L’ultima telefonata al fratello prima della tragedia: «Non si può accettare quello che è successo»

Moltrasio Le parole di Ahmed e la fine dei due egiziani uccisi nella baracca dal monossido. «Ho parlato con Abdelaziz poco prima... era un bravo ragazzo»

«C’eravamo sentiti la sera prima. Sapevo che lavorava su quel cantiere a Como. È molto dura accettare quello che è successo». Ahmed, egiziano, è il fratello di Said Salah Ibrahim Abdelaziz, 27 anni, che avrebbe compiuto i 28 al primo di novembre. Salah è una delle due vittime del monossido nel cantiere edile di Moltrasio, aperto per la realizzazione di «fabbricati di civile abitazione» in via Ranzato. A uccidere lui e il compagno di lavoro Said Samir Mohamed Mahmoud, 29 anni, le esalazioni provenienti da un secchio di vernice che era stato utilizzato come fosse un braciere per scaldarsi nel corso di quella che è stata la prima notte con temperature più basse rispetto ai mesi scorsi.

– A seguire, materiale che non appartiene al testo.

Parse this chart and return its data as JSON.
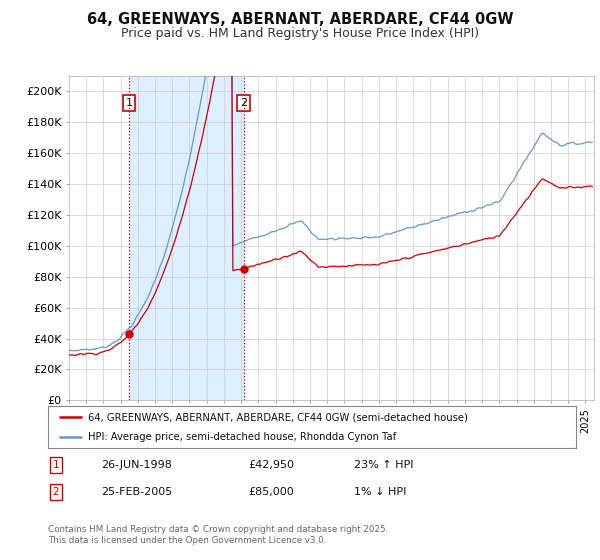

Il fratello di Abdelaziz fa il muratore anche lui, «il carpentiere» ci tiene a precisare, in un italiano stentato, parlato a fatica e travolto ancora dall’emozione per quanto avvenuto. Ahmed è in regola, assunto e impegnato su un altro cantiere rispetto a quello del fratello che forse aspirava a compiere il suo stesso percorso, trovandosi un giorno con un contratto di lavoro in mano. «Un bravo ragazzo – ci dice ricordandolo – Era arrivato da un mese (in realtà risulterebbe da un po’ di più, ndr), Sapevo che lavorava in quel cantiere, ci eravamo sentiti solo la sera prima, poi il giorno dopo è arrivata quella notizia». Difficile chiedergli di più, come del resto di più non dice lo studio legale di Milano che è stato nominato per tutelare le due vittime della tragedia di Moltrasio.